Independentemente disso, os straight edges da região mantiveram (e mantém até hoje) uma cena equilibrada com várias bandas, shows internacionais e verduradas (eventos com shows, palestras, exposições e lanches veganos). E foi desse bolo que saiu a Face Forward, uma das representantes do hardcore old school santista.
Tudo começou quando dois dos integrantes, que tocaram no Unify, resolveram montar um projeto novo. “(O objetivo) era criar um hardcore old school, mas com pouco mais de peso, um som mais direto, além de evidenciar a temática straight edge, que todos da banda viviam na época”, explica Leonardo Motta, o Limão, vocalista da Face Forward.

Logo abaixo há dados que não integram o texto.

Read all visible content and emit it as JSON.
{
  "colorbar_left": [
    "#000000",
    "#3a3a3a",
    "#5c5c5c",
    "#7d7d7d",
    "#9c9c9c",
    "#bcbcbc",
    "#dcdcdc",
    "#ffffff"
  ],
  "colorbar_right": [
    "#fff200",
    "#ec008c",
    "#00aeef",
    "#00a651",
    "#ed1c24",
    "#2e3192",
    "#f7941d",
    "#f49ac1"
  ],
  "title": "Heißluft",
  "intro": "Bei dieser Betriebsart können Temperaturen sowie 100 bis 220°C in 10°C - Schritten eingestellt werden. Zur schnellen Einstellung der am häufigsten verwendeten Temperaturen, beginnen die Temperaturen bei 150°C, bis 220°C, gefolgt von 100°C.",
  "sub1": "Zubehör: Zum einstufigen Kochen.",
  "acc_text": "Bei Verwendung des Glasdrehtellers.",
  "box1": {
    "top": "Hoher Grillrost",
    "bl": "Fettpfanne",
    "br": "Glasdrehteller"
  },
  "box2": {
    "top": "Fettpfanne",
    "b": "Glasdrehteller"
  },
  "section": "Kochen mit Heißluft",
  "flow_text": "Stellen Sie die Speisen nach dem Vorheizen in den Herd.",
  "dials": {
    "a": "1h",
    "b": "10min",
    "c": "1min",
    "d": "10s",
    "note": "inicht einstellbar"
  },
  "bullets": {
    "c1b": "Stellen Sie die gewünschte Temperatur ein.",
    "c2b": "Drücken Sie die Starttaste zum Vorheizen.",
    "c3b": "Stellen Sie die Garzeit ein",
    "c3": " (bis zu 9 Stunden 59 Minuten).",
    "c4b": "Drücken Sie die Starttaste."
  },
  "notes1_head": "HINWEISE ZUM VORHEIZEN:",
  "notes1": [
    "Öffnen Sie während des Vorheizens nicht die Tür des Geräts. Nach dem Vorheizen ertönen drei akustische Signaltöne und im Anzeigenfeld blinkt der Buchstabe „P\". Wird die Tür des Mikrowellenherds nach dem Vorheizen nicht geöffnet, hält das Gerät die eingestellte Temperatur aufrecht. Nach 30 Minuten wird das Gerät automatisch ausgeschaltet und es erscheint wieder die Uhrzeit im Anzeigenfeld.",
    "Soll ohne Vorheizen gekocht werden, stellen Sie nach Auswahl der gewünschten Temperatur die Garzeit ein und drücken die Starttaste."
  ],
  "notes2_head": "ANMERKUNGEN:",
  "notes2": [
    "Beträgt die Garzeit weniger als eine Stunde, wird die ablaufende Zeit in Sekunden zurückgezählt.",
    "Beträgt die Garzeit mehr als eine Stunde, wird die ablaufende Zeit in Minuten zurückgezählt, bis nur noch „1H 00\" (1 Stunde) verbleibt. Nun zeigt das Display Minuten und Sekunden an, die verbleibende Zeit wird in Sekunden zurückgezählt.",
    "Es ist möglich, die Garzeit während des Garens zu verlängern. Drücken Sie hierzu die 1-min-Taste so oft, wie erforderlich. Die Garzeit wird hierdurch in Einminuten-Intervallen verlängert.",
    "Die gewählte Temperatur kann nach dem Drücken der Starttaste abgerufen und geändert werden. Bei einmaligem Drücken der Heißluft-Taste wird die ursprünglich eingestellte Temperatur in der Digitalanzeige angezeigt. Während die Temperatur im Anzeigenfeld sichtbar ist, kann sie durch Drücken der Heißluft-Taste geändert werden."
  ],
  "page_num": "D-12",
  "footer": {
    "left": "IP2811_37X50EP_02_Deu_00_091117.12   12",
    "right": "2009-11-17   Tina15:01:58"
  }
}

A formação original da banda contava ainda com Filype (guitarra), Danielzinho (baixo) e Leôncio (bateria). O baterista Bueno também teve passagem no grupo.
“Apesar da brincadeira dos amigos de o Face Forward ser o Floorpunch Brasileiro (risos), a banda teve muita influência de Judge, Warzone, Youth of Today, 7 Seconds e Gorilla Biscuits”, lista Limão.
Em 2001, a Face Forward gravou uma demo (sem nome) em fita K7 com quatro sons. Mas foi no ano seguinte, com o CD-r For Those Who Still Believe, que a banda registrou seus principais sons. Além disso, soltou cinco faixas para o 3 way split From The Sand To The Sea, com as santistas Larusso e 100 Ilusões.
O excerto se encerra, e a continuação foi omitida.